Un jour, le gérant de la piscine Miami, située à Aïn Diab, Casablanca, s’est rendu compte que le nombre des estivants qui fréquentaient sa piscine dépassait celui des tickets d’entrée vendus. Un dispositif pour le contrôle des issues de la piscine a donc été monté pour tenter de trouver le pourquoi du comment. Et quelle surprise a frappé les deux adjoints du gérant lorsqu’ils ont attrapé deux jeunes : Le premier se postait à l’entrée pour vendre des tickets à un prix moindre que ceux du guichet. Le seconde avait dans les mains deux carnets de tickets d’entrée.

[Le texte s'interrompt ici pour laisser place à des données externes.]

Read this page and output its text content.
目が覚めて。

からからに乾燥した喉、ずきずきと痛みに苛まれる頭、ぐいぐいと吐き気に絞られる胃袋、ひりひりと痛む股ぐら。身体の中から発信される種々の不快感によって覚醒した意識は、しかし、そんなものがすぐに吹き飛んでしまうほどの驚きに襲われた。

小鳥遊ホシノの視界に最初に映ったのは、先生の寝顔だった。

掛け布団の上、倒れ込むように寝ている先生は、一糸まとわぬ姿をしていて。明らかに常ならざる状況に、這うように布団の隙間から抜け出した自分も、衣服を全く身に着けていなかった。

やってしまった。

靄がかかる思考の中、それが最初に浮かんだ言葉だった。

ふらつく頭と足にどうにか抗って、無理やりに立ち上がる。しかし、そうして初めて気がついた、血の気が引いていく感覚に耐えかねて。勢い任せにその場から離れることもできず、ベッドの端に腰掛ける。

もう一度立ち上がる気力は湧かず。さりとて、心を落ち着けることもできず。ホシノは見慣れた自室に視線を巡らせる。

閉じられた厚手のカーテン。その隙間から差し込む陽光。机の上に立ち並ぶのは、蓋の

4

Les éléments de la quatrième section judiciaire de Casa-Anfa ont été alertés pour faire la lumière sur cette affaire. Leurs investigations ont révélé qu’un certain Hamid, né en 1971 dans le quartier Lalla Mariem, à Casablanca, travaillait dans une imprimerie située au quartier Ben J’dia. Il y a passé deux ans avant de rejoindre une autre imprimerie plus expérimentée. Là, il a fait connaissance avec deux frères, Rédouane et Saïd. Il a quitté la deuxième imprimerie pour une troisième contre un salaire de 1500 DH. Une somme qui ne lui permettait pas de subvenir à ses besoins. La solution ? Confectionner de faux tickets d’entrée pour la piscine Miami et les vendre à deux cents dirhams le carnet. Pour cela, Hamid a copié les vrais tickets. Les deux frères, Rédouane et Saïd, et Mohamed, un vendeur de journaux, l’ont aidé à vendre les faux carnets contre une commission.
Hamid et ses complices ont été arrêtés et traduits devant le procureur du Roi près le tribunal de première instance de Casa-Anfa qui a poursuivi le premier, placé en détention, pour faux et usage de faux, et les autres, laissés en liberté provisoire, pour complicité.
Devant le tribunal, ils ont tous nié les charges retenues contre eux, bien que le président de la cour leur ait montré les deux carnets de tickets falsifiés saisis sur eux. Le tribunal, convaincu de la véracité des accusations engagées contre eux, les a jugés coupables de « faux, usage de faux » et « complicité ». Hamid a été condamné à six mois de prison ferme et les autres à six mois de prison avec sursis.